= Sablika =

Free Black woman during 1795 Curaçao Slave Revolt

Sablika (fl. 1795), or possibly Sablica, was a free black woman who lived on Curaçao at the time of the Slave Revolt of 1795. Little is known about her with absolute certainty. There are no historical sources to confirm accounts that she was a resistance fighter and a close associate of Tula, the leader of the rebellion. In the 21st century, she has become a symbol for female resistance fighters who remain invisible in recorded history

== Biography ==
In the Dutch historical records of the Curaçao Slave Revolt of 1795, a woman named Sablica is mentioned three times. After the revolt was put down, she was described by Dutch government officials in an interrogation report as “a free negro woman who is a conniving and infamous thief, and the so-called wife of Nicolaas Valentijn, who has already been executed. She can be brought to no other confession than that she buried a petticoat, a camisole and three children's shirts, but afterwards returned them.” Nothing is mentioned about her having played a prominent role in the rebellion.

Tambú song is one of the ways in which Curaçao's enslaved community preserved and passed on its own history. In the song Rebeldia na Bandabou (Revolt in Bandabou) a woman named Sablika is mentioned together with Pedro Wacao and Louis Mercier as the fighters by the side of Tula, the leader of the revolt. Wacao and Mercier are known to have been lieutenants of Tula. It cannot however be said with certainty how old the song is, nor is it clear whether this Sablica is the woman mentioned in the archival documents. Rebeldia na Bandabou is still sung on Curaçao.

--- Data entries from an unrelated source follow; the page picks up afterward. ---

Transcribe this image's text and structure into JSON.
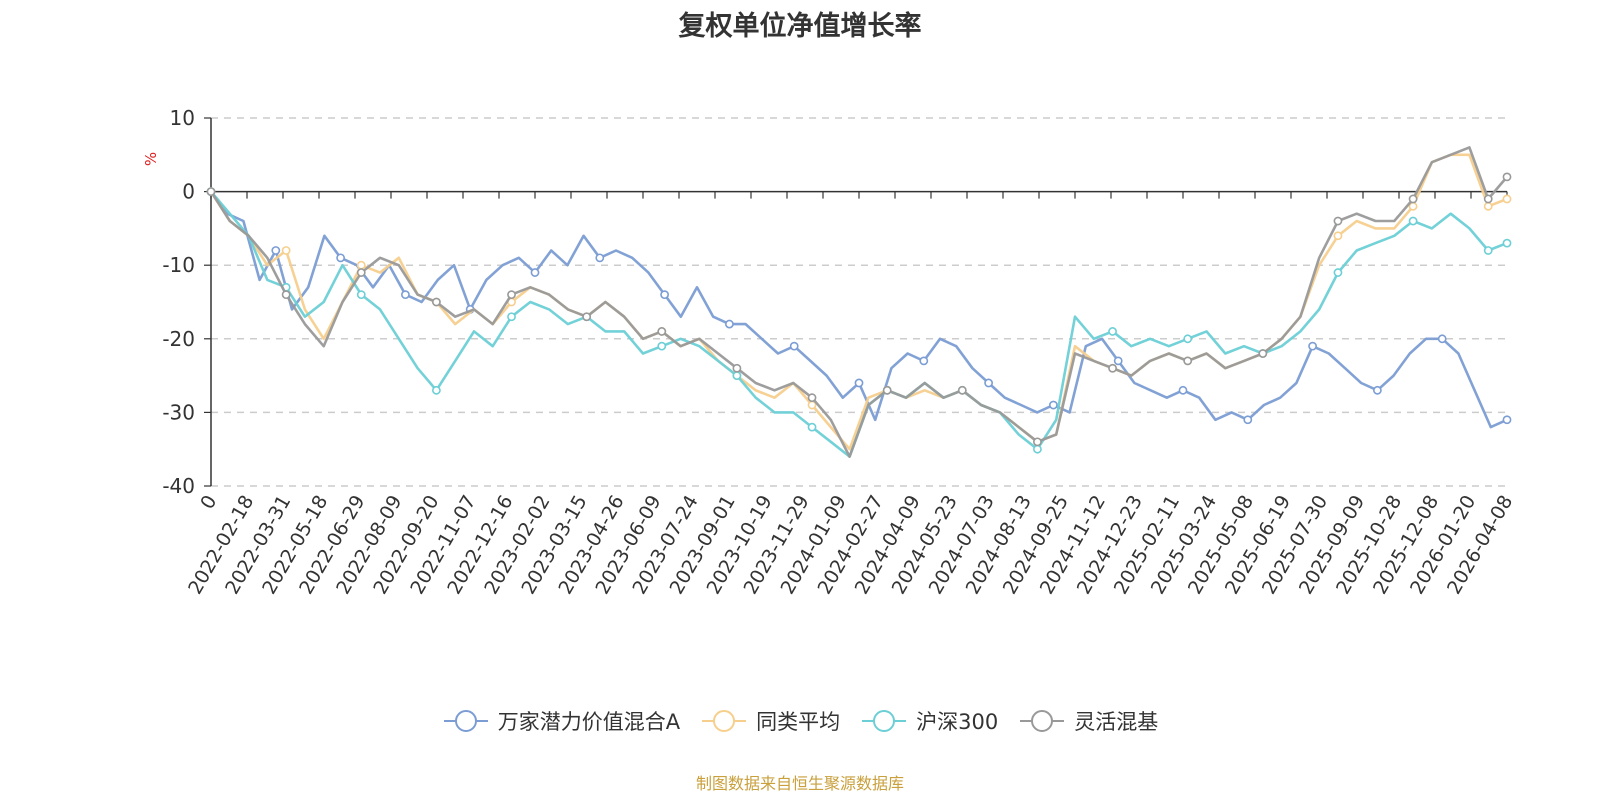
{
  "chart_data": {
    "type": "line",
    "title": "复权单位净值增长率",
    "ylabel": "%",
    "ylim": [
      -40,
      10
    ],
    "yticks": [
      10,
      0,
      -10,
      -20,
      -30,
      -40
    ],
    "grid": true,
    "legend_position": "bottom",
    "x_tick_labels": [
      "0",
      "2022-02-18",
      "2022-03-31",
      "2022-05-18",
      "2022-06-29",
      "2022-08-09",
      "2022-09-20",
      "2022-11-07",
      "2022-12-16",
      "2023-02-02",
      "2023-03-15",
      "2023-04-26",
      "2023-06-09",
      "2023-07-24",
      "2023-09-01",
      "2023-10-19",
      "2023-11-29",
      "2024-01-09",
      "2024-02-27",
      "2024-04-09",
      "2024-05-23",
      "2024-07-03",
      "2024-08-13",
      "2024-09-25",
      "2024-11-12",
      "2024-12-23",
      "2025-02-11",
      "2025-03-24",
      "2025-05-08",
      "2025-06-19",
      "2025-07-30",
      "2025-09-09",
      "2025-10-28",
      "2025-12-08",
      "2026-01-20",
      "2026-04-08"
    ],
    "series": [
      {
        "name": "万家潜力价值混合A",
        "color": "#7b9dd4",
        "values": [
          0,
          -3,
          -4,
          -12,
          -8,
          -16,
          -13,
          -6,
          -9,
          -10,
          -13,
          -10,
          -14,
          -15,
          -12,
          -10,
          -16,
          -12,
          -10,
          -9,
          -11,
          -8,
          -10,
          -6,
          -9,
          -8,
          -9,
          -11,
          -14,
          -17,
          -13,
          -17,
          -18,
          -18,
          -20,
          -22,
          -21,
          -23,
          -25,
          -28,
          -26,
          -31,
          -24,
          -22,
          -23,
          -20,
          -21,
          -24,
          -26,
          -28,
          -29,
          -30,
          -29,
          -30,
          -21,
          -20,
          -23,
          -26,
          -27,
          -28,
          -27,
          -28,
          -31,
          -30,
          -31,
          -29,
          -28,
          -26,
          -21,
          -22,
          -24,
          -26,
          -27,
          -25,
          -22,
          -20,
          -20,
          -22,
          -27,
          -32,
          -31
        ]
      },
      {
        "name": "同类平均",
        "color": "#f7cf8d",
        "values": [
          0,
          -4,
          -6,
          -10,
          -8,
          -16,
          -20,
          -15,
          -10,
          -11,
          -9,
          -14,
          -15,
          -18,
          -16,
          -18,
          -15,
          -13,
          -14,
          -16,
          -17,
          -15,
          -17,
          -20,
          -19,
          -21,
          -20,
          -23,
          -25,
          -27,
          -28,
          -26,
          -29,
          -32,
          -35,
          -28,
          -27,
          -28,
          -27,
          -28,
          -27,
          -29,
          -30,
          -32,
          -34,
          -33,
          -21,
          -23,
          -24,
          -25,
          -23,
          -22,
          -23,
          -22,
          -24,
          -23,
          -22,
          -20,
          -17,
          -10,
          -6,
          -4,
          -5,
          -5,
          -2,
          4,
          5,
          5,
          -2,
          -1
        ]
      },
      {
        "name": "沪深300",
        "color": "#6ccfd6",
        "values": [
          0,
          -3,
          -6,
          -12,
          -13,
          -17,
          -15,
          -10,
          -14,
          -16,
          -20,
          -24,
          -27,
          -23,
          -19,
          -21,
          -17,
          -15,
          -16,
          -18,
          -17,
          -19,
          -19,
          -22,
          -21,
          -20,
          -21,
          -23,
          -25,
          -28,
          -30,
          -30,
          -32,
          -34,
          -36,
          -29,
          -27,
          -28,
          -26,
          -28,
          -27,
          -29,
          -30,
          -33,
          -35,
          -31,
          -17,
          -20,
          -19,
          -21,
          -20,
          -21,
          -20,
          -19,
          -22,
          -21,
          -22,
          -21,
          -19,
          -16,
          -11,
          -8,
          -7,
          -6,
          -4,
          -5,
          -3,
          -5,
          -8,
          -7
        ]
      },
      {
        "name": "灵活混基",
        "color": "#999999",
        "values": [
          0,
          -4,
          -6,
          -9,
          -14,
          -18,
          -21,
          -15,
          -11,
          -9,
          -10,
          -14,
          -15,
          -17,
          -16,
          -18,
          -14,
          -13,
          -14,
          -16,
          -17,
          -15,
          -17,
          -20,
          -19,
          -21,
          -20,
          -22,
          -24,
          -26,
          -27,
          -26,
          -28,
          -31,
          -36,
          -29,
          -27,
          -28,
          -26,
          -28,
          -27,
          -29,
          -30,
          -32,
          -34,
          -33,
          -22,
          -23,
          -24,
          -25,
          -23,
          -22,
          -23,
          -22,
          -24,
          -23,
          -22,
          -20,
          -17,
          -9,
          -4,
          -3,
          -4,
          -4,
          -1,
          4,
          5,
          6,
          -1,
          2
        ]
      }
    ]
  },
  "source_note": "制图数据来自恒生聚源数据库"
}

In the 21st century, interest in Sablika grew, and previously unknown stories about her began to circulate. She is claimed to have been Tula's romantic partner. Father Jacobus Schink, a roman-catholic priest who maintained contact with the insurgents during the revolt, is claimed to have written Sablika a letter to which she replied with wit and self confidence. However, no historical sources confirm Sablika's relationship with Tula, or her correspondence with Schink.

On Curaçao and in the Netherlands, the figure of Sablika has become a symbol for female resistance fighters who remain invisible in recorded history.